Currently the vectoriser vectorises:
for (i = 0; i < N; i++)
r[i] = a[i] * __builtin_copysignf (1.0f, b[i]);
as two unconditional operations (copysign and mult).
tree-ssa-math-opts.cc later combines them into an "xorsign" function.
This works for both Advanced SIMD and SVE.
However, with the fix for PR96373, the vectoriser will instead
generate a conditional multiplication (IFN_COND_MUL). Something then
needs to fold copysign & IFN_COND_MUL to the equivalent of a conditional
xorsign. Three obvious options were:
(1) Extend tree-ssa-math-opts.cc.
(2) Do the fold in match.pd.
(3) Leave it to rtl combine.
I'm against (3), because this isn't a target-specific optimisation.
(1) would be possible, but would involve open-coding a lot of what
match.pd does for us. And, in contrast to doing the current
tree-ssa-math-opts.cc optimisation in match.pd, there should be
no danger of (2) happening too early. If we have an IFN_COND_MUL
then we're already past the stage of simplifying the original
source code.
There was also a choice between adding a conditional xorsign ifn
and simply open-coding the xorsign. The latter seems simpler,
and means less boiler-plate for target-specific code.
The signed_or_unsigned_type_for change is needed to make sure
that we stay in "SVE space" when doing the optimisation on 128-bit
fixed-length SVE.
Tested on aarch64-linux-gnu. OK to install?
Richard
gcc/
PR tree-optimization/96373
* tree.h (sign_mask_for): Declare.
* tree.cc (sign_mask_for): New function.
(signed_or_unsigned_type_for): For vector types, try to use the
related_int_vector_mode.
* genmatch.cc (commutative_op): Handle conditional internal functions.
* match.pd: Fold an IFN_COND_MUL+copysign into an IFN_COND_XOR+and.
gcc/testsuite/
PR tree-optimization/96373
* gcc.target/aarch64/sve/cond_xorsign_1.c: New test.
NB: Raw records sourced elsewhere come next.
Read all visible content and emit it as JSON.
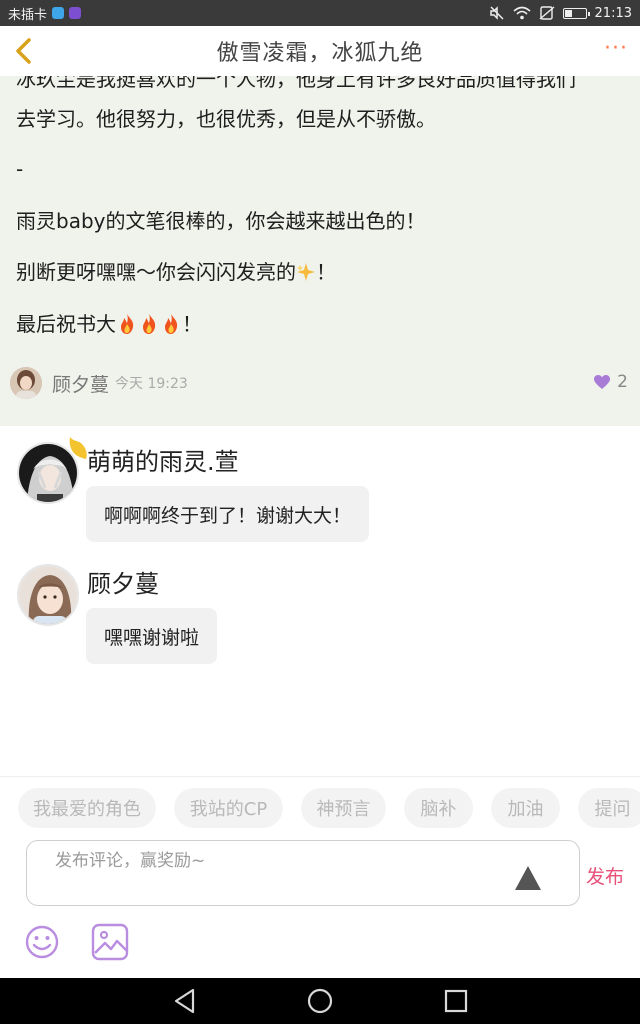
{
  "status_bar": {
    "carrier": "未插卡",
    "time": "21:13",
    "battery_level": 0.35,
    "app_colors": [
      "#3ea6e8",
      "#7b4fd0"
    ]
  },
  "navbar": {
    "title": "傲雪凌霜，冰狐九绝",
    "more_label": "···",
    "back_icon": "chevron-left-icon",
    "back_color": "#d8a11a"
  },
  "post": {
    "lines": [
      "冰玖尘是我挺喜欢的一个人物，他身上有许多良好品质值得我们",
      "去学习。他很努力，也很优秀，但是从不骄傲。",
      "-",
      "雨灵baby的文笔很棒的，你会越来越出色的！",
      "别断更呀嘿嘿～你会闪闪发亮的",
      "！",
      "最后祝书大",
      "！"
    ],
    "author": {
      "name": "顾夕蔓",
      "time": "今天 19:23"
    },
    "like": {
      "icon": "heart-icon",
      "count": "2",
      "color": "#a77bd6"
    },
    "background": "#f0f3ec"
  },
  "comments": [
    {
      "name": "萌萌的雨灵.萱",
      "text": "啊啊啊终于到了！谢谢大大！",
      "badge_icon": "crown-icon"
    },
    {
      "name": "顾夕蔓",
      "text": "嘿嘿谢谢啦"
    }
  ],
  "tags": [
    "我最爱的角色",
    "我站的CP",
    "神预言",
    "脑补",
    "加油",
    "提问"
  ],
  "composer": {
    "placeholder": "发布评论，赢奖励~",
    "publish_label": "发布",
    "publish_color": "#e8507a",
    "emoji_icon": "emoji-icon",
    "image_icon": "image-icon",
    "accent": "#b98ee0"
  },
  "system_nav": {
    "back_icon": "triangle-back-icon",
    "home_icon": "circle-home-icon",
    "recent_icon": "square-recent-icon"
  }
}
* gcc.target/aarch64/sve/cond_xorsign_2.c: Likewise.
---
gcc/genmatch.cc | 15 ++++++++
gcc/match.pd | 14 ++++++++
.../gcc.target/aarch64/sve/cond_xorsign_1.c | 34 +++++++++++++++++++
.../gcc.target/aarch64/sve/cond_xorsign_2.c | 17 ++++++++++
gcc/tree.cc | 33 ++++++++++++++++++
gcc/tree.h | 1 +
6 files changed, 114 insertions(+)
create mode 100644 gcc/testsuite/gcc.target/aarch64/sve/cond_xorsign_1.c
create mode 100644 gcc/testsuite/gcc.target/aarch64/sve/cond_xorsign_2.c
diff --git a/gcc/genmatch.cc b/gcc/genmatch.cc
index d4cb439a851..e147ab9db7a 100644
--- a/gcc/genmatch.cc
+++ b/gcc/genmatch.cc
@@ -489,6 +489,21 @@ commutative_op (id_base *id)
case CFN_FNMS:
return 0;
+ case CFN_COND_ADD:
+ case CFN_COND_MUL:
+ case CFN_COND_MIN:
+ case CFN_COND_MAX:
+ case CFN_COND_FMIN:
+ case CFN_COND_FMAX:
+ case CFN_COND_AND:
+ case CFN_COND_IOR:
+ case CFN_COND_XOR:
+ case CFN_COND_FMA:
+ case CFN_COND_FMS:
+ case CFN_COND_FNMA:
+ case CFN_COND_FNMS:
+ return 1;
+
default:
return -1;
}
diff --git a/gcc/match.pd b/gcc/match.pd
index 56ac743aa6d..f605b798c44 100644
--- a/gcc/match.pd
+++ b/gcc/match.pd
@@ -339,6 +339,20 @@ DEFINE_INT_AND_FLOAT_ROUND_FN (RINT)
(if (REAL_VALUE_NEGATIVE (TREE_REAL_CST (@0)))
(COPYSIGN_ALL (negate @0) @1)))
+/* Transform c ? x * copysign (1, y) : z to c ? x ^ signs(y) : z.
+ tree-ssa-math-opts.cc does the corresponding optimization for
+ unconditional multiplications (via xorsign). */
+(simplify
+ (IFN_COND_MUL:c @0 @1 (IFN_COPYSIGN real_onep @2) @3)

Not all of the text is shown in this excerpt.